En un mot, ces quatre objectifs sont antagonistes. La seule façon d'avancer est de passer des compromis, d'accepter le renoncement et de fixer des priorités. Car les guerres civiles finissent rarement avant que l'un des camps n'ait pris le dessus et ne se soit emparé du pouvoir réel. L'argument selon lequel l'Afghanistan retombera dans la guerre civile dès que les forces internationales s'en seront retirées est périmé : la guerre civile n'a jamais cessé. C'est pourquoi ceux qui prônent le "retrait à tout prix" se trompent tout autant que ceux qui escomptent des succès militaires sur les islamistes.

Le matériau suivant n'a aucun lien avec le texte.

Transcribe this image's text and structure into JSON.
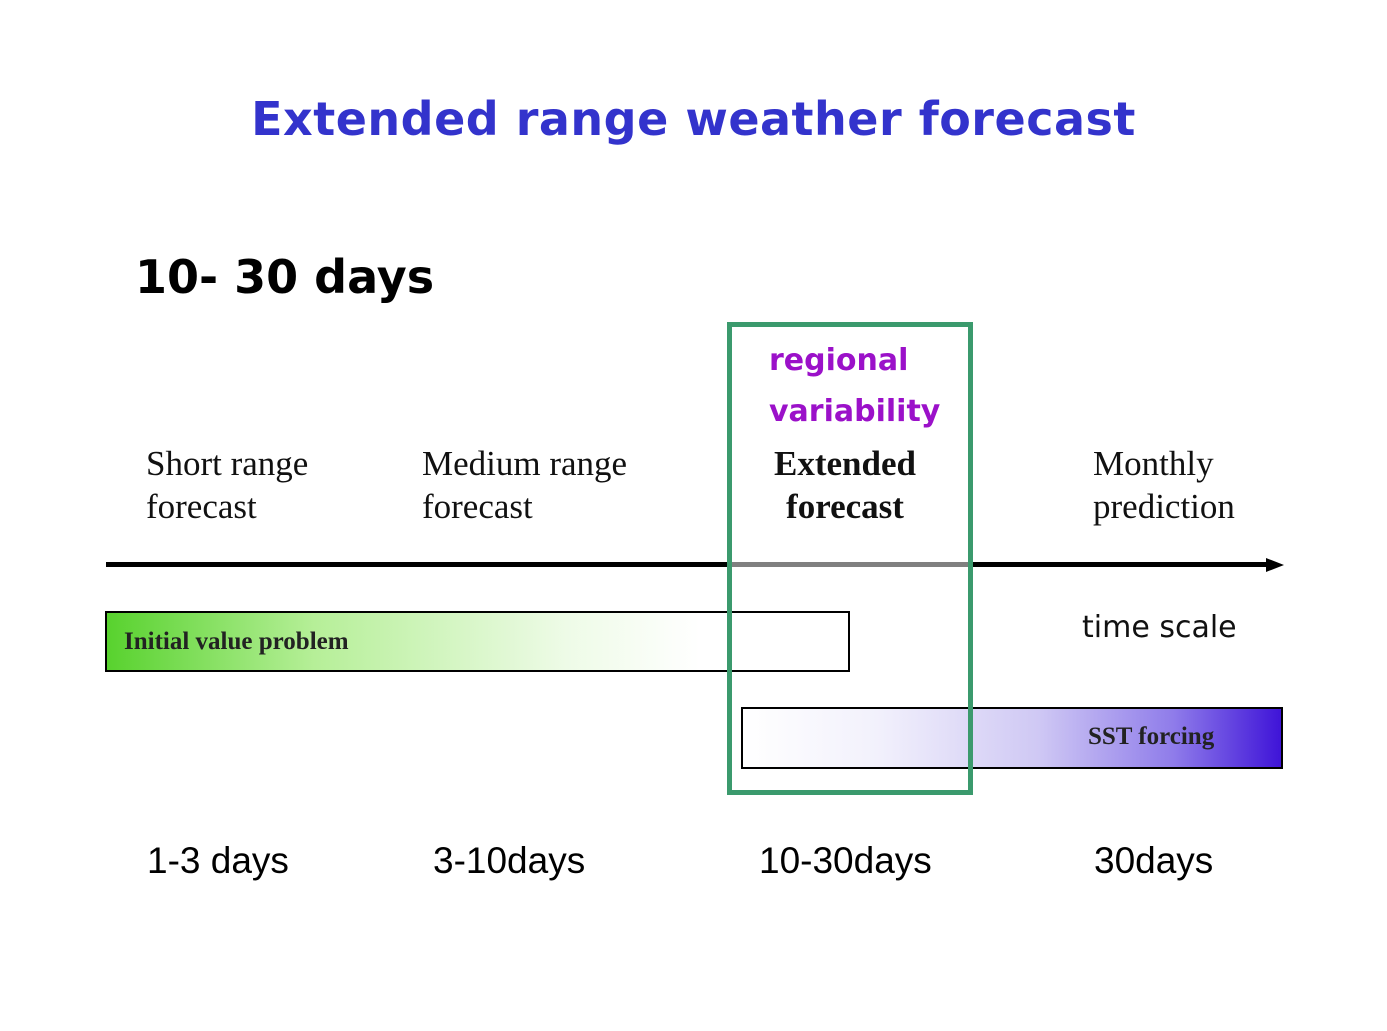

D'une manière ou d'une autre, les talibans finiront par participer au pouvoir. Ils sont les enfants d'une génération sacrifiée. Celle qui a grandi dans les camps de réfugiés miteux du Pakistan, sans autre éducation, ou presque, que celle du Coran, appris par cœur "avec passion". Proposer un programme de réinsertion et des emplois aux anciens talibans est une bonne idée sur le papier. Mais cela prendra des années et ne les convaincra pas tous. Une génération sacrifiée reste une génération sacrifiée. L'Afghanistan a besoin de davantage de temps que ne lui en laissent les considérations politiciennes d'une Angela Merkel. C'est une autre facette de la tragédie afghane.

Coalition

Pour les Européens, un fardeau de plus en plus lourd

Après huit ans de guerre, les opinions publiques européennes fatiguent. En Allemagne, le gouvernement s'apprête à demander au Parlement d'autoriser le déploiement de 850 hommes de plus pour l'Afghanistan, alors que, selon les derniers sondages, les deux tiers des Allemands souhaitent le retour des 4 280 soldats déployés par Berlin. En France, une partie de l'opposition émet des doutes sur le bien-fondé de l'intervention en Afghanistan et refuse l'envoi de renforts. Les Pays-Bas ont récemment annoncé qu'ils voulaient partir d'Afghanistan en 2010. Même l'opinion publique britannique, qui s'était jusque-là rangée derrière son gouvernement, commence à traîner des pieds. "Tous les pays européens ont calibré leur politique en Afghanistan en fonction de leur relation avec les États-Unis au lieu de le faire au regard de leurs intérêts et de leurs moyens", regrette Nick Witney, l'ancien patron de l'Agence européenne de Défense.

Un casse-tête pour les Etats-Unis

Si l'on excepte les armées britannique, allemande et française qui, avec respectivement 10 000, 4 280 et 3 750 hommes, représentent les deuxième, troisième et quatrième contingents de la coalition, les participations des petits pays sont parfois si symboliques et si hétéroclites (250 pour l'Albanie, 50 pour la Finlande, 10 pour la Bosnie, etc.) qu'elles compliquent la tâche des responsables de l'Otan. D'autant que s'ajoute le problème de la langue, dans une coalition formée par 43 pays… Et celui des "caveats", les restrictions imposées par certaines capitales à leurs forces armées sur les théâtres d'opérations. Autant dire que, pour l'armée américaine, gérer certaines participations européennes s'apparente à un casse-tête. Mais il est vrai que les Américains, leaders de l'opération militaire en Afghanistan - où ils auront bientôt 100 000 hommes, contre moins de 40 000 pour les Européens -, recherchent davantage, dans la participation de leurs alliés, le symbole politique que l'efficacité militaire.

Isabelle Lasserre, Le Figaro (Paris).